Low-mechanical-index technologies allow the nondestructive stimulation of second-generation contrast medium with the unique possibility of continuous scanning [1, 2]. Contrast tuned imaging software (CnTI module, Esaote) is based on selective tuning of a sonography scanner with contrast mediumgenerated return signal. A specific transmitting and receiving resonance frequency is used to avoid interference from tissue signals, which are lowered to minimum.
The contrast agent SonoVue can be prepared in a few seconds and can be administered immediately. The time needed for baseline and contrast-enhanced sonography in our series was a maximum of 6 min, which is less than the overall room time for contrast-enhanced abdominal CT in our institution.
In our series, contrast-enhanced sonography detected several signs of rupture. The aneurysm showed delayed lumen wash-in and washout (defined in comparison with opacification and deopacification times, though not specifically quantified). The aneurysmal wall enhanced normally (i.e., a thin echoic rim developed a few seconds after lumen opacification and persisted over time), but in two cases it clearly showed a focal nonenhancing area due to parietal necrosis. A leak of sonographic contrast medium was seen through mural thrombosis and an outside aneurysm. Contrast extravasation was recognized as a pulsatile hyperechoic jet splashing through the aortic wall and dissecting the periaortic planes. This jet appeared immediately after luminal opacification, but its snakelike pattern allowed confident differentiation from the aortic branches. After a high-power ultrasound flash, contrast extravasation, just as the opacification of the aneurysm lumen itself, could be seen disappearing and immediately reforming, which allowed definitive differentiation from parietal calcifications. In four cases with baseline evidence of a small hypoechoic area immediately adjacent to the aneurysm, contrast leakage was clearly seen at the same point.
The findings illustrated resemble well-known (static) CT features of aneurysm rupture [4, 8]. In our series, five cases had CT correlation and the images obtained were very similar. CT gives more information about both the aneurysm and the aorta [8], but some researchers have argued [7] that how these detailed data affect emergency treatment and prognosis has not been shown.

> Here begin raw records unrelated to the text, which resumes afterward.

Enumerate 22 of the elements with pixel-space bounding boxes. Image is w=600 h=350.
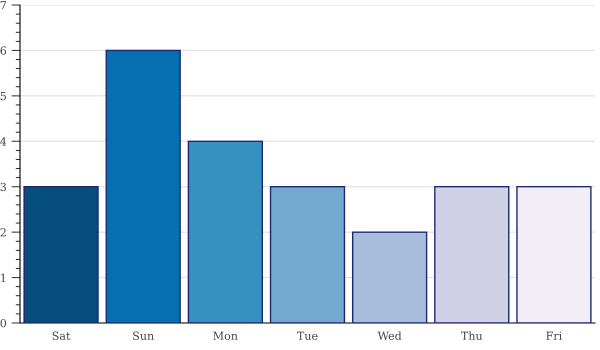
bar: [516, 186, 592, 323]
bar: [352, 231, 428, 323]
bar: [23, 186, 99, 323]
y-tick-label: 7: [0, 1, 6, 10]
x-tick-label: Fri: [546, 332, 562, 340]
y-tick-label: 4: [0, 137, 6, 146]
x-tick-label: Mon: [213, 332, 238, 340]
x-tick-label: Wed: [378, 331, 402, 340]
bar: [106, 50, 181, 323]
y-tick-label: 6: [0, 46, 6, 55]
x-tick-label: Thu: [461, 331, 482, 340]
y-tick-label: 1: [1, 274, 6, 282]
x-tick-label: Sun: [133, 332, 154, 340]
y-tick-label: 3: [0, 182, 6, 192]
bar: [270, 186, 346, 323]
y-tick-label: 0: [0, 318, 6, 328]
bar: [434, 186, 510, 323]
y-tick-label: 2: [0, 228, 6, 236]
x-tick-label: Tue: [297, 332, 318, 340]
bar: [188, 140, 264, 323]
y-tick-label: 5: [0, 92, 6, 100]
x-tick-label: Sat: [52, 332, 70, 340]
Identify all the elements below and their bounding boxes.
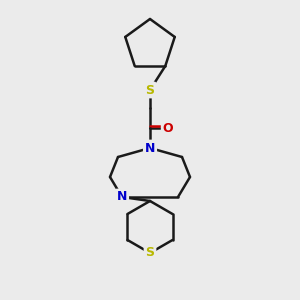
Text: N: N bbox=[117, 190, 127, 203]
Text: S: S bbox=[146, 247, 154, 260]
Text: N: N bbox=[145, 142, 155, 154]
Text: S: S bbox=[146, 83, 154, 97]
Text: O: O bbox=[163, 122, 173, 134]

We also must note that patients with fluid "third-spacing" within the abdomen are at increased risk of prerenal failure and that iodinated contrast medium may theoretically precipitate this impairment [14]. In fact, renal failure, mainly due to hemoglobin accumulation and to retroperitoneal absorption of blood and necrosis catabolites, is a leading cause of postoperative death in these subjects [6]. Moreover, a patient may be too unstable to be moved from the emergency department. In our hospital, the CT scanner is not located in proximity to the emergency department, whereas sonography can be performed in the emergency department without interfering with the work of a resuscitation team.
Our study has the obvious limitation of being based on a small number of patients. In addition, some cases lack CT correlation. At the beginning of our experience, we tried to obtain a confirmatory CT scan; subsequently, we believed that performing the contrast-enhanced sonography studies in the emergency department without a following CT examination shortened the presurgical time. Progressively we obtained the surgeons' trust in basing diagnosis on sonography findings without confirmatory CT.
Contrast-enhanced sonography can identify features specific for ruptured aortic aneurysm without causing a significant delay in surgery. This technique may be as effective as CT but may allow a more rapid and noninvasive diagnosis, especially when sonography can be performed bedside. Larger series, possibly including smaller aneurysms, are needed.